Landkreis (wil). Als "politischen Skandal sondergleichen" hat es der CDU-Landtagsabgeordnete Friedel Pörtner bezeichnet, dass seine Rintelner Landtagskollegin Ursula Helmhold, Spitzenkandidatin der Grünen für die Landtagswahl 2008, eine politische "Kooperation mit der neuen Linken nicht kategorisch ausschließt". Dies ist laut Pörtner vom Landesvorsitzenden der Linkspartei, Dieter Dehm, in einem Zeitungsinterview auch ausdrücklich begrüßt worden.

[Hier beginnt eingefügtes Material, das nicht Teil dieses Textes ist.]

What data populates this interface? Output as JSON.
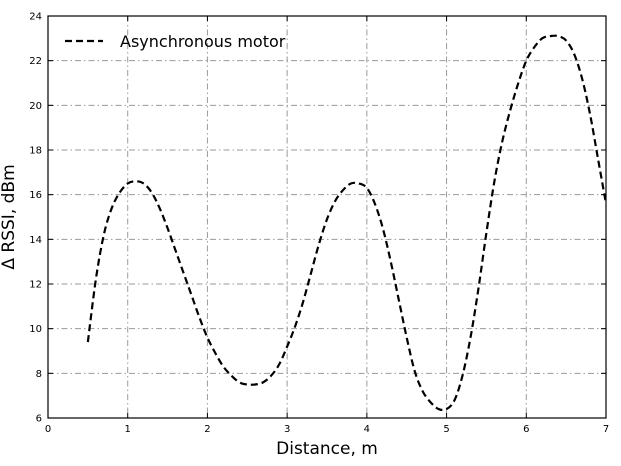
{
  "chart_data": {
    "type": "line",
    "xlabel": "Distance, m",
    "ylabel": "Δ RSSI, dBm",
    "xlim": [
      0,
      7
    ],
    "ylim": [
      6,
      24
    ],
    "xticks": [
      0,
      1,
      2,
      3,
      4,
      5,
      6,
      7
    ],
    "yticks": [
      6,
      8,
      10,
      12,
      14,
      16,
      18,
      20,
      22,
      24
    ],
    "grid": true,
    "legend": {
      "placement": "top-left"
    },
    "series": [
      {
        "name": "Asynchronous motor",
        "color": "#000000",
        "line_style": "dashed",
        "x": [
          0.5,
          0.6,
          0.7,
          0.8,
          0.9,
          1.0,
          1.1,
          1.2,
          1.3,
          1.4,
          1.5,
          1.6,
          1.7,
          1.8,
          1.9,
          2.0,
          2.1,
          2.2,
          2.3,
          2.4,
          2.5,
          2.6,
          2.7,
          2.8,
          2.9,
          3.0,
          3.1,
          3.2,
          3.3,
          3.4,
          3.5,
          3.6,
          3.7,
          3.8,
          3.9,
          4.0,
          4.1,
          4.2,
          4.3,
          4.4,
          4.5,
          4.6,
          4.7,
          4.8,
          4.9,
          5.0,
          5.1,
          5.2,
          5.3,
          5.4,
          5.5,
          5.6,
          5.7,
          5.8,
          5.9,
          6.0,
          6.1,
          6.2,
          6.3,
          6.4,
          6.5,
          6.6,
          6.7,
          6.8,
          6.9,
          7.0
        ],
        "y": [
          9.4,
          12.2,
          14.2,
          15.4,
          16.1,
          16.5,
          16.6,
          16.5,
          16.1,
          15.4,
          14.5,
          13.5,
          12.5,
          11.5,
          10.5,
          9.6,
          8.9,
          8.3,
          7.9,
          7.6,
          7.5,
          7.5,
          7.6,
          7.9,
          8.4,
          9.2,
          10.1,
          11.2,
          12.5,
          13.8,
          14.9,
          15.7,
          16.2,
          16.5,
          16.5,
          16.3,
          15.6,
          14.5,
          13.0,
          11.3,
          9.6,
          8.1,
          7.2,
          6.7,
          6.4,
          6.4,
          6.8,
          7.9,
          9.6,
          11.8,
          14.3,
          16.6,
          18.4,
          19.8,
          21.0,
          22.0,
          22.6,
          23.0,
          23.1,
          23.1,
          22.9,
          22.3,
          21.2,
          19.6,
          17.6,
          15.6
        ]
      }
    ]
  }
}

Zudem habe sich Helmhold auch in der jüngsten Landtagssitzung nicht definitiv von einer möglichen Koalition mit der Linkspartei distanziert.

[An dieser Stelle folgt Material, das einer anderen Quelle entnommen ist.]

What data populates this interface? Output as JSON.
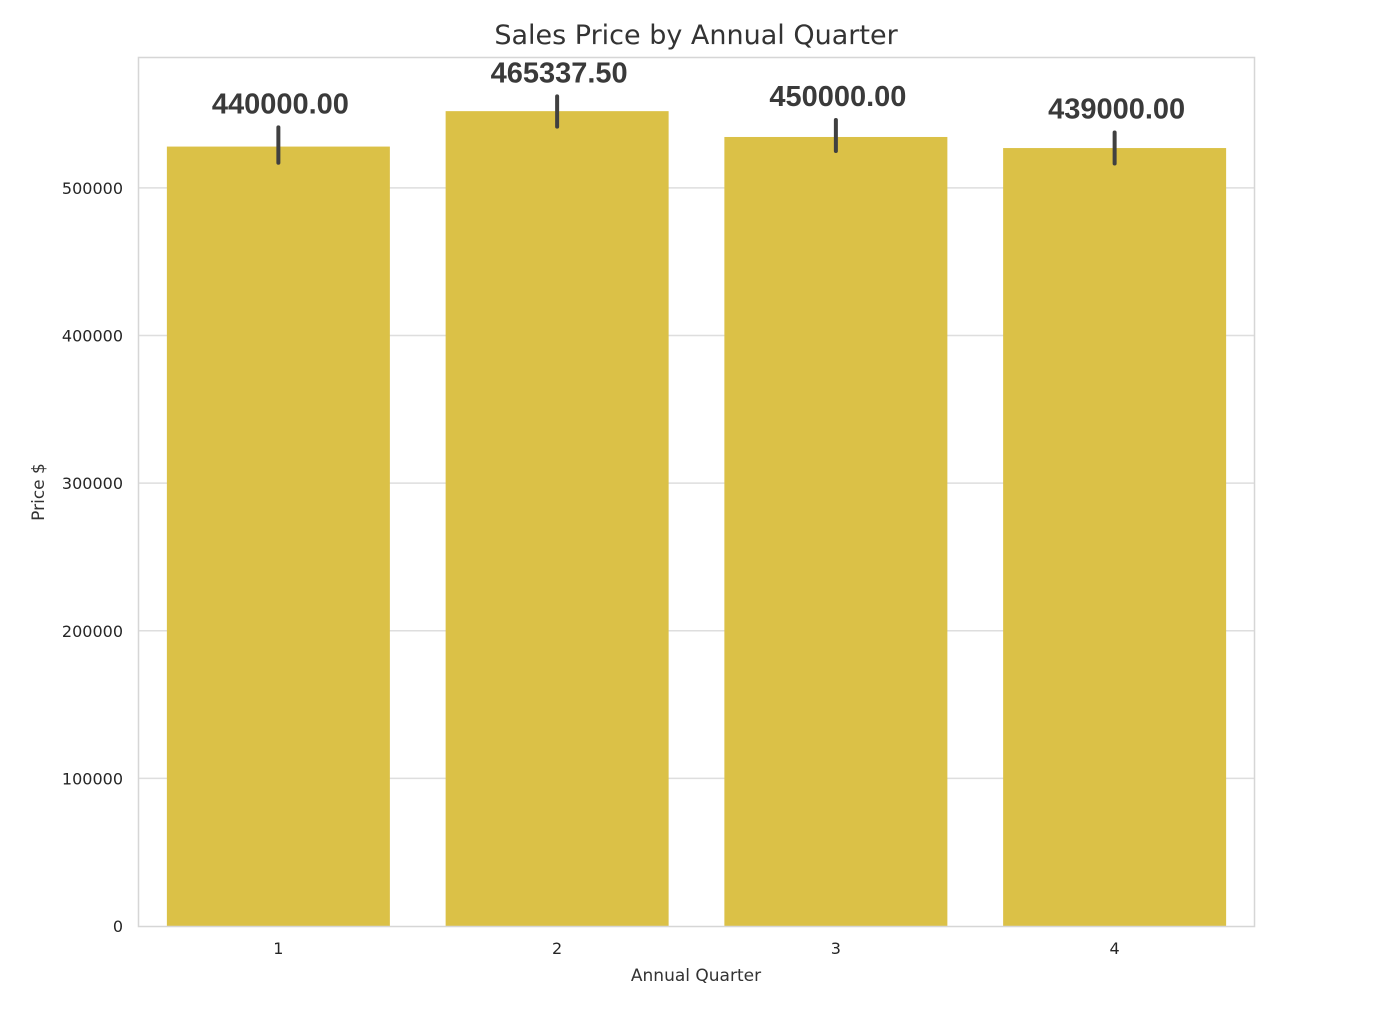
{
  "chart_data": {
    "type": "bar",
    "title": "Sales Price by Annual Quarter",
    "xlabel": "Annual Quarter",
    "ylabel": "Price $",
    "categories": [
      "1",
      "2",
      "3",
      "4"
    ],
    "values": [
      528000,
      552000,
      534500,
      527000
    ],
    "error_bars": [
      [
        517000,
        541000
      ],
      [
        541500,
        562000
      ],
      [
        525000,
        546000
      ],
      [
        516500,
        537500
      ]
    ],
    "data_labels": [
      "440000.00",
      "465337.50",
      "450000.00",
      "439000.00"
    ],
    "y_ticks": [
      0,
      100000,
      200000,
      300000,
      400000,
      500000
    ],
    "y_tick_labels": [
      "0",
      "100000",
      "200000",
      "300000",
      "400000",
      "500000"
    ],
    "ylim": [
      0,
      588000
    ],
    "grid": true,
    "colors": {
      "bar": "#dbc147",
      "error_bar": "#404040",
      "grid": "#dedede",
      "frame": "#d6d6d6"
    }
  }
}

veröffentlicht am 27.02.2009 um 12:33 Uhr

"Ich halte dies für einen politischen Skandal sondergleichen, denn wenn es einerseits darum geht, politisch Front zu machen gegen Rechtsradikale - wie alle Demokraten im niedersächsischen Landtag, einschließlich der CDU - dann marschiert sie an der Spitze der Bewegung. Wenn es hingegen andererseits aus grundsätzlich demokratischen Überlegungen angebracht ist, dieses auch gegen Linksextremisten und Linksradikale zu tun, dann schleicht sie sich in die Büsche beziehungsweise ist aus machtopportunistischen Gründen bereit, dieses Bündnis mit den Linken einzugehen", zeigte sich Pörtner empört. Deshalb müsse diese Tatsache bis zum Wahltag immer wieder in der Öffentlichkeit herausgestellt werden, denn für die politische Entscheidungsfindung gerade der Neuwähler und der noch unentschlossenen Wähler sei dies von entschiedener Bedeutung. "Eine politische Partei, die bei den letzten demoskopischen Umfragen auf nationaler Ebene auf zehn bis zwölf Prozent gekommen ist, ist keine ?Phantompartei' mehr, wie es die Spitzenkandidatin der Grünen der Bevölkerung weiszumachen versucht. Im Gegenteil, sie ist eine ernst zu nehmende Gefahr für unsere parlamentarische Demokratie und unsere freiheitliche Gesellschaft insgesamt", so Pörtner. Für einen "wirklichen Demokraten" käme eine solche Partei von Anfang an als Koalitionspartner nicht in Betracht. Vielmehr sei Helmhold "auf dem linken Auge offensichtlich blind", während sie auf dem rechten zu Recht überscharf hinsehen würde. Deshalb handle es sich um einen politischen Skandal, der nur den Schluss zulasse, dass gegen diese Art von "politischer Helmholderisierung" der niedersächsischen Landespolitik mit aller Macht vorgegangen werden müsse.